Net Fee and commission Income grew strongly in Q1 2019: Specifically, this was up 24% y/y to N19.8bn. The sturdy growth in Net Fee and Commission Income was mainly on the back of the significant growth in e-banking income (up 83%y/y), account maintenance fees (up 8% y/y) and brokerage fees (up 95% y/y).

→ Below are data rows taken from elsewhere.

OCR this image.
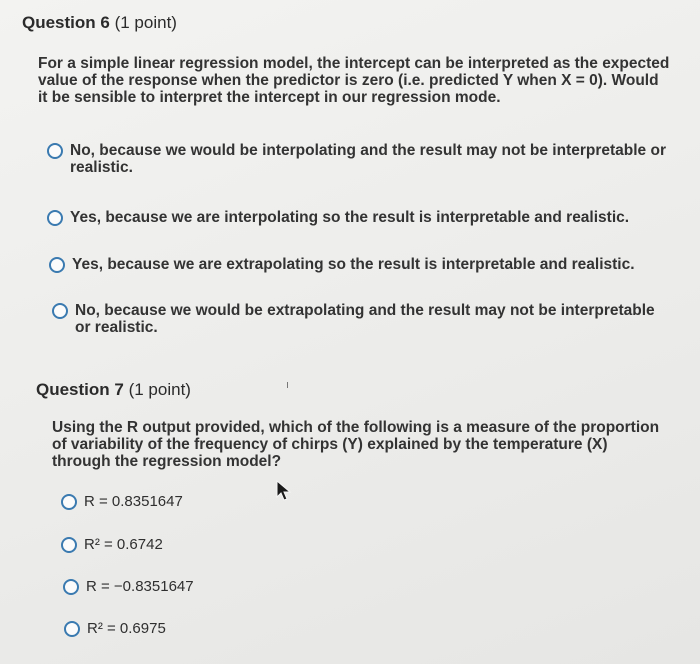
Question 6 (1 point)
For a simple linear regression model, the intercept can be interpreted as the expected value of the response when the predictor is zero (i.e. predicted Y when X = 0). Would it be sensible to interpret the intercept in our regression mode.
No, because we would be interpolating and the result may not be interpretable or realistic.
Yes, because we are interpolating so the result is interpretable and realistic.
Yes, because we are extrapolating so the result is interpretable and realistic.
No, because we would be extrapolating and the result may not be interpretable or realistic.
Question 7 (1 point)
Using the R output provided, which of the following is a measure of the proportion of variability of the frequency of chirps (Y) explained by the temperature (X) through the regression model?
R = 0.8351647
R² = 0.6742
R = −0.8351647
R² = 0.6975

Surprisingly, Credit related fees grew 28% y/y despite the declining loan growth.

Other Income growths were recorded: Net gains on FX, Net Insurance Premium, Net gains on investment securities, Net gains or loss on financial instruments, Dividend Income, and other Operating Income grew 72% y/y to N7.4bn in Q1 2019 from N4.3bn in Q1 2018.

Impairment Charge declined: It declined 45% y/y to N13.8bn, compared to N25.3bn in Q1 2018; thereby resulting in a decline in Cost of Risk (COR) to 2.7% compared to 4.8% in Q1 2018. Based on our discussion with management, Atlantic Energy, a major exposure of the bank that is partly responsible for its high NPL ratio of 25.9% as at FY 2018, has been fully provided for.

OPEX grew significantly: It was up 27% y/y to N70.2bn in Q1 2019 from N55.2bn in Q1 2018. This negative, completely offset the single digit growth in total Operating Income (up 4% y/y to N103.4bn), thereby leading to a deterioration in cost to income ratio ex-provisions to 67.9% in Q1 2019 compared to 55.6% in Q1 2018.

Pretax Profit Showed Increase: Despite the rise in Operating Expenses, Pretax Profit grew marginally by 3% y/y to N19.3bn in Q1 2019, up from N18.8bn in Q1 2018. Net profits also grew 7% y/y to N15.8bn Q1 2019 from N14.8bn in Q1 2018. Annualised RoAE also improved to 12.0% in Q1 2019 from 9.0% in Q1 2018.

Our recommendation: We have a Buy rating on the stock with a target price of N12.27/s. Current price: N7.25/s.